Même les offres SaaS, et plus encore celles qui ne le sont pas, vont devoir offrir de multiples options tarifaires et de la souplesse. Si le « Pay per Use », autrement dit le paiement à l’usage effectif des services et ressources, était jusqu’ici perçu comme un facteur différenciant, il va s’imposer comme une nécessité impérative aux yeux des clients.

Une accélération de l’adoption de la RPA et de l’IA

L’IA et la RPA étaient déjà clairement perçues comme des technologies clés avant la crise. Elles vont l’être encore plus après.
Pour GP Bullhound, « L’acquisition de talents en IA et des technologies d’IA devrait encore s’accélérer et devenir l’un des principaux moteurs de la vente de logiciels ». De même, les éditeurs et ESN sont aujourd’hui en recherche d’acquisition de technologies IA et startups IA à même d’être immédiatement exploité dans leurs logiciels et services afin d’offrir de la valeur ajoutée à leurs clients.
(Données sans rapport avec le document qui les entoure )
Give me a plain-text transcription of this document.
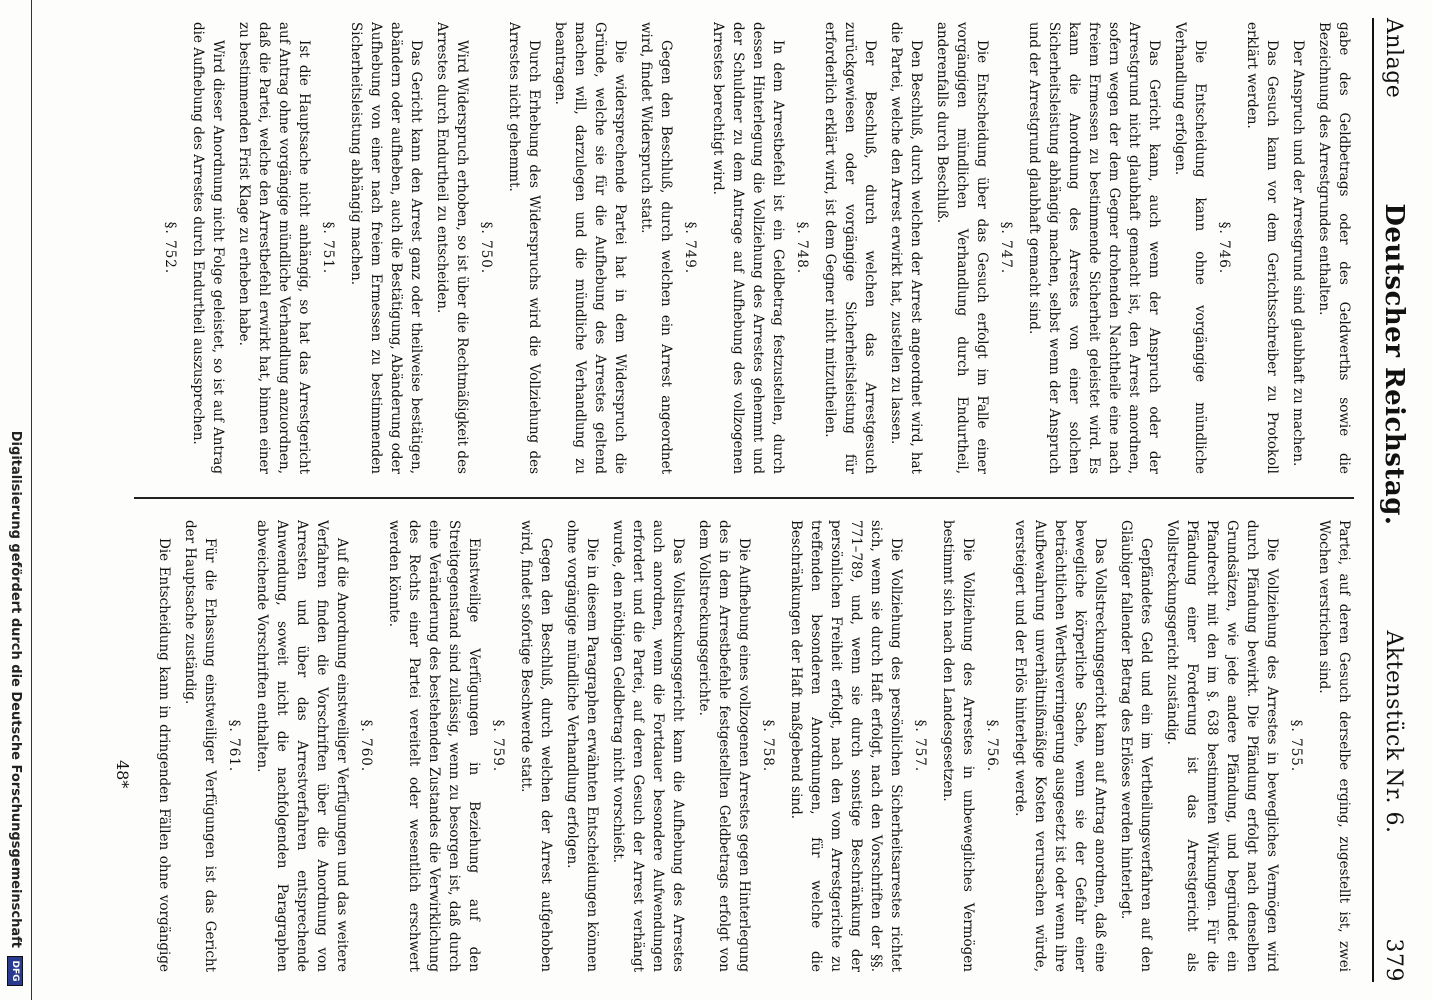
Anlage
Deutscher Reichstag.
Aktenstück Nr. 6.
379

gabe des Geldbetrags oder des Geldwerths sowie die Bezeichnung des Arrestgrundes enthalten.

Der Anspruch und der Arrestgrund sind glaubhaft zu machen.

Das Gesuch kann vor dem Gerichtsschreiber zu Protokoll erklärt werden.

§. 746.

Die Entscheidung kann ohne vorgängige mündliche Verhandlung erfolgen.

Das Gericht kann, auch wenn der Anspruch oder der Arrestgrund nicht glaubhaft gemacht ist, den Arrest anordnen, sofern wegen der dem Gegner drohenden Nachtheile eine nach freiem Ermessen zu bestimmende Sicherheit geleistet wird. Es kann die Anordnung des Arrestes von einer solchen Sicherheitsleistung abhängig machen, selbst wenn der Anspruch und der Arrestgrund glaubhaft gemacht sind.

§. 747.

Die Entscheidung über das Gesuch erfolgt im Falle einer vorgängigen mündlichen Verhandlung durch Endurtheil, anderenfalls durch Beschluß.

Den Beschluß, durch welchen der Arrest angeordnet wird, hat die Partei, welche den Arrest erwirkt hat, zustellen zu lassen.

Der Beschluß, durch welchen das Arrestgesuch zurückgewiesen oder vorgängige Sicherheitsleistung für erforderlich erklärt wird, ist dem Gegner nicht mitzutheilen.

§. 748.

In dem Arrestbefehl ist ein Geldbetrag festzustellen, durch dessen Hinterlegung die Vollziehung des Arrestes gehemmt und der Schuldner zu dem Antrage auf Aufhebung des vollzogenen Arrestes berechtigt wird.

§. 749.

Gegen den Beschluß, durch welchen ein Arrest angeordnet wird, findet Widerspruch statt.

Die widersprechende Partei hat in dem Widerspruch die Gründe, welche sie für die Aufhebung des Arrestes geltend machen will, darzulegen und die mündliche Verhandlung zu beantragen.

Durch Erhebung des Widerspruchs wird die Vollziehung des Arrestes nicht gehemmt.

§. 750.

Wird Widerspruch erhoben, so ist über die Rechtmäßigkeit des Arrestes durch Endurtheil zu entscheiden.

Das Gericht kann den Arrest ganz oder theilweise bestätigen, abändern oder aufheben, auch die Bestätigung, Abänderung oder Aufhebung von einer nach freiem Ermessen zu bestimmenden Sicherheitsleistung abhängig machen.

§. 751.

Ist die Hauptsache nicht anhängig, so hat das Arrestgericht auf Antrag ohne vorgängige mündliche Verhandlung anzuordnen, daß die Partei, welche den Arrestbefehl erwirkt hat, binnen einer zu bestimmenden Frist Klage zu erheben habe.

Wird dieser Anordnung nicht Folge geleistet, so ist auf Antrag die Aufhebung des Arrestes durch Endurtheil auszusprechen.

§. 752.

Partei, auf deren Gesuch derselbe erging, zugestellt ist, zwei Wochen verstrichen sind.

§. 755.

Die Vollziehung des Arrestes in bewegliches Vermögen wird durch Pfändung bewirkt. Die Pfändung erfolgt nach denselben Grundsätzen, wie jede andere Pfändung, und begründet ein Pfandrecht mit den im §. 638 bestimmten Wirkungen. Für die Pfändung einer Forderung ist das Arrestgericht als Vollstreckungsgericht zuständig.

Gepfändetes Geld und ein im Vertheilungsverfahren auf den Gläubiger fallender Betrag des Erlöses werden hinterlegt.

Das Vollstreckungsgericht kann auf Antrag anordnen, daß eine bewegliche körperliche Sache, wenn sie der Gefahr einer beträchtlichen Werthsverringerung ausgesetzt ist oder wenn ihre Aufbewahrung unverhältnißmäßige Kosten verursachen würde, versteigert und der Erlös hinterlegt werde.

§. 756.

Die Vollziehung des Arrestes in unbewegliches Vermögen bestimmt sich nach den Landesgesetzen.

§. 757.

Die Vollziehung des persönlichen Sicherheitsarrestes richtet sich, wenn sie durch Haft erfolgt, nach den Vorschriften der §§. 771–789, und, wenn sie durch sonstige Beschränkung der persönlichen Freiheit erfolgt, nach den vom Arrestgerichte zu treffenden besonderen Anordnungen, für welche die Beschränkungen der Haft maßgebend sind.

§. 758.

Die Aufhebung eines vollzogenen Arrestes gegen Hinterlegung des in dem Arrestbefehle festgestellten Geldbetrags erfolgt von dem Vollstreckungsgerichte.

Das Vollstreckungsgericht kann die Aufhebung des Arrestes auch anordnen, wenn die Fortdauer besondere Aufwendungen erfordert und die Partei, auf deren Gesuch der Arrest verhängt wurde, den nöthigen Geldbetrag nicht vorschießt.

Die in diesem Paragraphen erwähnten Entscheidungen können ohne vorgängige mündliche Verhandlung erfolgen.

Gegen den Beschluß, durch welchen der Arrest aufgehoben wird, findet sofortige Beschwerde statt.

§. 759.

Einstweilige Verfügungen in Beziehung auf den Streitgegenstand sind zulässig, wenn zu besorgen ist, daß durch eine Veränderung des bestehenden Zustandes die Verwirklichung des Rechts einer Partei vereitelt oder wesentlich erschwert werden könnte.

§. 760.

Auf die Anordnung einstweiliger Verfügungen und das weitere Verfahren finden die Vorschriften über die Anordnung von Arresten und über das Arrestverfahren entsprechende Anwendung, soweit nicht die nachfolgenden Paragraphen abweichende Vorschriften enthalten.

§. 761.

Für die Erlassung einstweiliger Verfügungen ist das Gericht der Hauptsache zuständig.

Die Entscheidung kann in dringenden Fällen ohne vorgängige

48*
Digitalisierung gefördert durch die Deutsche Forschungsgemeinschaft
DFG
Pour GP Bullhound, les exemples à suivre se nomment Google, LinkedIn, Microsoft et SalesForce.
Dans un même ordre d’idées, la RPA n’est plus l’apanage d’entreprises très focalisées sur la technologie et trouve sa place sur des marchés très verticaux comme la santé, le juridique, etc. La crise va contribuer à accélérer l’automatisation des processus. Ce principe va de pair avec un monde où le télétravail est renforcé et où les entreprises ont besoin de gagner encore en efficacité et en agilité. Selon le cabinet de conseil, « en 2020, les entreprises chercheront à combiner davantage de logiciels pour élargir la portée des tâches qui peuvent être accomplies à l’aide de RPA ».
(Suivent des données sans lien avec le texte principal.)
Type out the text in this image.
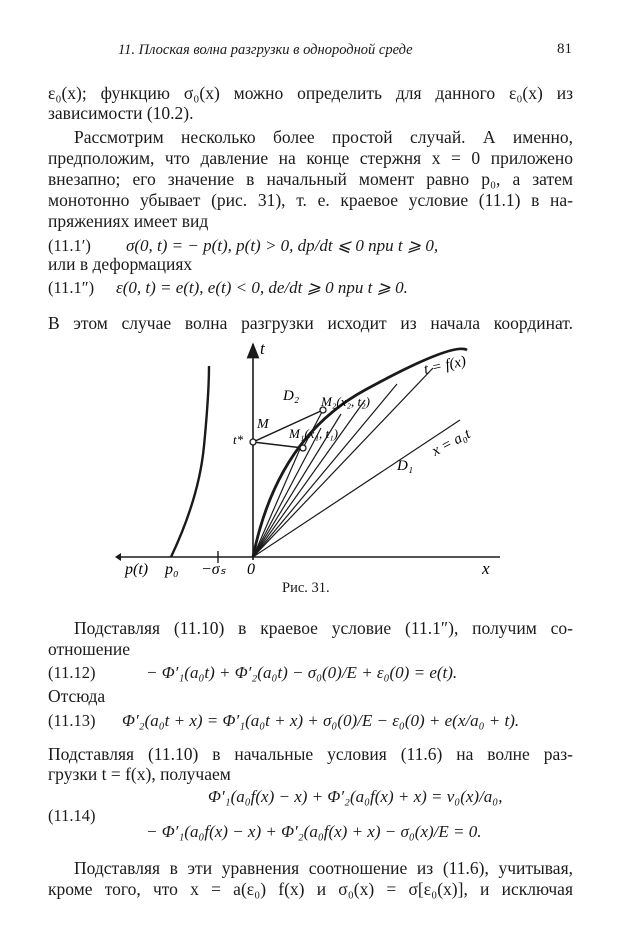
11. Плоская волна разгрузки в однородной среде	81
ε₀(x); функцию σ₀(x) можно определить для данного ε₀(x) из
зависимости (10.2).
Рассмотрим несколько более простой случай. А именно,
предположим, что давление на конце стержня x = 0 приложено
внезапно; его значение в начальный момент равно p₀, а затем
монотонно убывает (рис. 31), т. е. краевое условие (11.1) в на-
пряжениях имеет вид
(11.1′) σ(0, t) = − p(t), p(t) > 0, dp/dt ⩽ 0 при t ⩾ 0,
или в деформациях
(11.1″) ε(0, t) = e(t), e(t) < 0, de/dt ⩾ 0 при t ⩾ 0.
В этом случае волна разгрузки исходит из начала координат.
t
x
D₂
D₁
M
t*	M₁(x₁, t₁)
M₂(x₂, t₂)
t = f(x)
x = a₀t
p(t) p₀ −σₛ 0
Рис. 31.
Подставляя (11.10) в краевое условие (11.1″), получим со-
отношение
(11.12)	− Φ′₁(a₀t) + Φ′₂(a₀t) − σ₀(0)/E + ε₀(0) = e(t).
Отсюда
(11.13) Φ′₂(a₀t + x) = Φ′₁(a₀t + x) + σ₀(0)/E − ε₀(0) + e(x/a₀ + t).
Подставляя (11.10) в начальные условия (11.6) на волне раз-
грузки t = f(x), получаем
(11.14)
Φ′₁(a₀f(x) − x) + Φ′₂(a₀f(x) + x) = v₀(x)/a₀,
− Φ′₁(a₀f(x) − x) + Φ′₂(a₀f(x) + x) − σ₀(x)/E = 0.
Подставляя в эти уравнения соотношение из (11.6), учитывая,
кроме того, что x = a(ε₀) f(x) и σ₀(x) = σ[ε₀(x)], и исключая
AutomationAnywhere, Blue Prism, Olive, UI Path et Microsoft vont profiter de cette appétence pour davantage de RPA.

Au final, l’étude montre que la crise aura un impact global sur toutes les entreprises, y compris sur celles de l’univers du logiciel. Même si ces dernières seront globalement moins impactées, à condition qu’elles ne soient pas spécialisées (verticalisées) sur l’un des secteurs les plus sévèrement touchés par la crise (comme l’industrie de l’hôtellerie, des voyages ou du retail). La crise offrira aussi des opportunités à certains éditeurs d’investir ou de se faire racheter. Avec comme secteurs clés, l’IA et la RPA, mais aussi les solutions de contrôle des dépenses et des usages, la cybersécurité, le télétravail et la collaboration. On peut ainsi s’attendre à des fusions-acquisitions et des consolidations post-crise dans l’univers des solutions logicielles d’entreprises.
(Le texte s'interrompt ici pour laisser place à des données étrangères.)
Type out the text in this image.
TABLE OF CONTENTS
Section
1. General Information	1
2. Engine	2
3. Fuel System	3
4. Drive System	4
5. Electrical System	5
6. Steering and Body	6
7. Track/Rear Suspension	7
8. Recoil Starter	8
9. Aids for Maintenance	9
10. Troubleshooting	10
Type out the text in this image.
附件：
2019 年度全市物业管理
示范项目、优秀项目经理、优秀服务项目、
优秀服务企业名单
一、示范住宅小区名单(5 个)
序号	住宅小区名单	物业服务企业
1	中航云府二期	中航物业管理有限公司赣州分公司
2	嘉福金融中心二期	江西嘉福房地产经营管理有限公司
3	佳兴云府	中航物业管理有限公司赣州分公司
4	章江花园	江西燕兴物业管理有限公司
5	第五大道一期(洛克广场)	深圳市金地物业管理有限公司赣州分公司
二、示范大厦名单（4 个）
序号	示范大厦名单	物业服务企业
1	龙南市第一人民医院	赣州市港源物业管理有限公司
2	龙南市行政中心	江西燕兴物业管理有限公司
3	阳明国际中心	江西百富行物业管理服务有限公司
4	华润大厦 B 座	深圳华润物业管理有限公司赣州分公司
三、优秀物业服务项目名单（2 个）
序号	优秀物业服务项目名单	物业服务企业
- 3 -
Reste que l’étude est très focalisée sur l’univers des logiciels et services en provenance des USA. En France, l’association Tech In France‘ s’alarmait il y a quelques jours de voir les entreprises clientes renégocier les contrats logiciels et mettre la pression sur les fournisseurs de solutions et de services informatiques en invoquant le motif de « force majeure ». Le Cigref et le Syntec Numérique avaient eux aussi réagi en lançant un appel à la compréhension mutuelle et à la solidarité professionnelle notamment envers les entreprises les plus fragiles du secteur. Ils rappelaient que « les conséquences de la crise sanitaire et économique actuelle peuvent s’avérer lourdes, voire dramatiques, chez de nombreux prestataires, éditeurs de logiciels, entreprises de services numériques ou de conseil en technologies ».